Dodaje, że gmina miała na ten temat wiedzę i ta kwestia nie budzi żadnej wątpliwości, ponieważ gdy dziesięć lat temu prowadzono weryfikację zabytków, urzędnicy z Gib wskazali właśnie cmentarz w Białogórach.

– W naszej opinii mogło dojść nie tylko do zbezczeszczenia zwłok, ale także do zniszczenia zabytku, co obecnie weryfikują organa ścigania – zauważa konserwator.

Dewastacja nekropolii poruszyła wiele osób. Suwalczanin i kulturoznawca Krzysztof Snarski napisał, że blisko 200-stuletni cmentarz staroobrzędowców – tak zwane mogiłki – stał się areną walki wartości kultury chrześcijańskiej z wartością pieniędzy.
– Otoczone pamięcią szczątki zmarłych ścierają się z siłą buldożerów, kości są rozpychane i mieszane ze sobą – dodaje.

Z kolei Krzysztof Czyżewski, dyrektor ośrodka Pogranicze w Sejnach, któremu szczególnie ważny jest los mniejszości narodowych, uważa, że przypadek cmentarza w Białogórach jest częścią szerszego zjawiska, że na Suwalszczyźnie jest wiele zapomnianych nekropolii staroobrzędowców, domagających się wyjaśnienia ich statusu prawnego, opieki i upamiętnienia.

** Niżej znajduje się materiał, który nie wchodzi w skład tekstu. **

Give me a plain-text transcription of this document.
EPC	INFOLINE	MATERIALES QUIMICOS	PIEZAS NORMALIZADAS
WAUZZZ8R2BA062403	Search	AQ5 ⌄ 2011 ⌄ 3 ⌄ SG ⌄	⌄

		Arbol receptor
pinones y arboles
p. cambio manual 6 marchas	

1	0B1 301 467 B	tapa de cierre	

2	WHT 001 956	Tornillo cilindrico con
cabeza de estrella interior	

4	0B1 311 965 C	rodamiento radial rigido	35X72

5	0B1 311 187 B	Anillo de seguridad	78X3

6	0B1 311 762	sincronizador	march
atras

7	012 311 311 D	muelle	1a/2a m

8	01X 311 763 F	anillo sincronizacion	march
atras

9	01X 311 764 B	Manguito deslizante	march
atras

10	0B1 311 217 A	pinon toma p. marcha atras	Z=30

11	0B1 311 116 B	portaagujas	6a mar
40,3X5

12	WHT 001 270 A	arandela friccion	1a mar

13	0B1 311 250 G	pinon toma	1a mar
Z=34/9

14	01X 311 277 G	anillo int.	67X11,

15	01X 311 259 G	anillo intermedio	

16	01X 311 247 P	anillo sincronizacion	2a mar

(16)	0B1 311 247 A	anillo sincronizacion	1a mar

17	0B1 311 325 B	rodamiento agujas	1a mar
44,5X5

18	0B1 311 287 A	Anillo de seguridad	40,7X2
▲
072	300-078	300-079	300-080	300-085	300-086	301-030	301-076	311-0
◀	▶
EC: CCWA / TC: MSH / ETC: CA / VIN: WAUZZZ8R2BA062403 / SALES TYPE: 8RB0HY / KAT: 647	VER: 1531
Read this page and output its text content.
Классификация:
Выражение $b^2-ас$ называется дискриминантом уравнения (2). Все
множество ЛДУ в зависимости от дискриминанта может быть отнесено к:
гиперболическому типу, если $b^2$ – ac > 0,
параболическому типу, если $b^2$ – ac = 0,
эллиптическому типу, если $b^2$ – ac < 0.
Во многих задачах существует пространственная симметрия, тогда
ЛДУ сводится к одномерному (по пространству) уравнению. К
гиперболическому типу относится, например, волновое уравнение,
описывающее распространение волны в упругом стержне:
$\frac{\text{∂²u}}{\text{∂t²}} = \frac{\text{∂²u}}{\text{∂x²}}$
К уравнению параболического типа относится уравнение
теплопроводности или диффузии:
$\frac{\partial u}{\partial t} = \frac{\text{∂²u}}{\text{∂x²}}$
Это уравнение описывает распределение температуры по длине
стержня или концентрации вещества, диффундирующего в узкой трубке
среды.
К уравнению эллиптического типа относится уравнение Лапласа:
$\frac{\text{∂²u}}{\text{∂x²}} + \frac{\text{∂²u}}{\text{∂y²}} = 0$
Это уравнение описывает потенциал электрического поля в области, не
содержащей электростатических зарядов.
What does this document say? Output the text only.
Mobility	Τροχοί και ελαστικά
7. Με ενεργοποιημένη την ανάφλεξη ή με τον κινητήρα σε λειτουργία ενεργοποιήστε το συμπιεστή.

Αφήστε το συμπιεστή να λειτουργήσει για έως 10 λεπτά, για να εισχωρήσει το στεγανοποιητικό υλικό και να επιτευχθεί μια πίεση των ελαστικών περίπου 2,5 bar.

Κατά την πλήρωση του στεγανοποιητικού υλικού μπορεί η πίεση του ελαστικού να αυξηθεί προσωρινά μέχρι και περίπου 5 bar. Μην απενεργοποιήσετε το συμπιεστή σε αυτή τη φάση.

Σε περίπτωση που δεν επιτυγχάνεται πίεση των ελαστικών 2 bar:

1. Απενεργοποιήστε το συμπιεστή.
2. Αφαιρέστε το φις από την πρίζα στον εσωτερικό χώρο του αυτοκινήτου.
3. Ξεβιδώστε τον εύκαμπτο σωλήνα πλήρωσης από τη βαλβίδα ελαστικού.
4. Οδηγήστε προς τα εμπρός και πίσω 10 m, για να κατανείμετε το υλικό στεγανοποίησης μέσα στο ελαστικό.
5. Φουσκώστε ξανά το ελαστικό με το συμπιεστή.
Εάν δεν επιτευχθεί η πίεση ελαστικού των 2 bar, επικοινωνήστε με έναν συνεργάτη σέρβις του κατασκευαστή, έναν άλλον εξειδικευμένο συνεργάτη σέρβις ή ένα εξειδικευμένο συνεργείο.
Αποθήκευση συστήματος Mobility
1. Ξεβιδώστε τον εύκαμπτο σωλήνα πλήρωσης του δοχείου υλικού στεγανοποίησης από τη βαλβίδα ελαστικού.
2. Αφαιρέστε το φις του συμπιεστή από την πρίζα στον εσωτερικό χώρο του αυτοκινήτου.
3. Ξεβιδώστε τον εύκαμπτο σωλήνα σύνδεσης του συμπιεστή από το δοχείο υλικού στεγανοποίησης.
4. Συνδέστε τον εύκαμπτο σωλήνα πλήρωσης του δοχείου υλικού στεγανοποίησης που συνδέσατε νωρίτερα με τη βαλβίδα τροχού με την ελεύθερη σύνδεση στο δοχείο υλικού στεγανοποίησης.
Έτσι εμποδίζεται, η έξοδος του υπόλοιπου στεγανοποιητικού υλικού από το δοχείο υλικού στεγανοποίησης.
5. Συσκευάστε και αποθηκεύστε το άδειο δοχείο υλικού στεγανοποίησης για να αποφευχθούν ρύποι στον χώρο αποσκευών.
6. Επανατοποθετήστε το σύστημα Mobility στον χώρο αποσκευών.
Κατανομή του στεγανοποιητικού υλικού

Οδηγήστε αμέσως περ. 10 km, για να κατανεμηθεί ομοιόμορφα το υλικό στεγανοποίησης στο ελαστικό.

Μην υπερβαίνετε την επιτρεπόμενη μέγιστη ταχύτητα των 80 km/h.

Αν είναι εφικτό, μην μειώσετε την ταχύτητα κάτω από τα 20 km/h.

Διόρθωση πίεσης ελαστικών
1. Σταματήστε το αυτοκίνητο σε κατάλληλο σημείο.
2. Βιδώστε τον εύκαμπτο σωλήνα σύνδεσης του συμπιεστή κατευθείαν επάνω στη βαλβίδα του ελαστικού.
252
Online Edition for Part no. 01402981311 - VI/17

– W Białogórach nie ma już dziś staroobrzędowców – dodaje Czyżewski. – Tym bardziej pełni podziwu jesteśmy dla dzisiejszych mieszkańców wioski okazujących wrażliwość na krzywdę ich dawnych sąsiadów.

W sprawie cmentarza głos zabrał też znany społecznik Marcin Halicki z Raczek, który w apelu do marszałka województwa podlaskiego Artura Kosickiego przypomina o prawie do poszanowania szczątków ludzkich, nie tylko na regularnych cmentarzach, ale również w miejscach często zapomnianych mogił. Halicki prosi, aby marszałek pomógł wyjaśnić tę zawiłą i urzędowo zaniedbaną sprawę, a także wygospodarował środki na ratowanie ginących, wiejskich cmentarzy.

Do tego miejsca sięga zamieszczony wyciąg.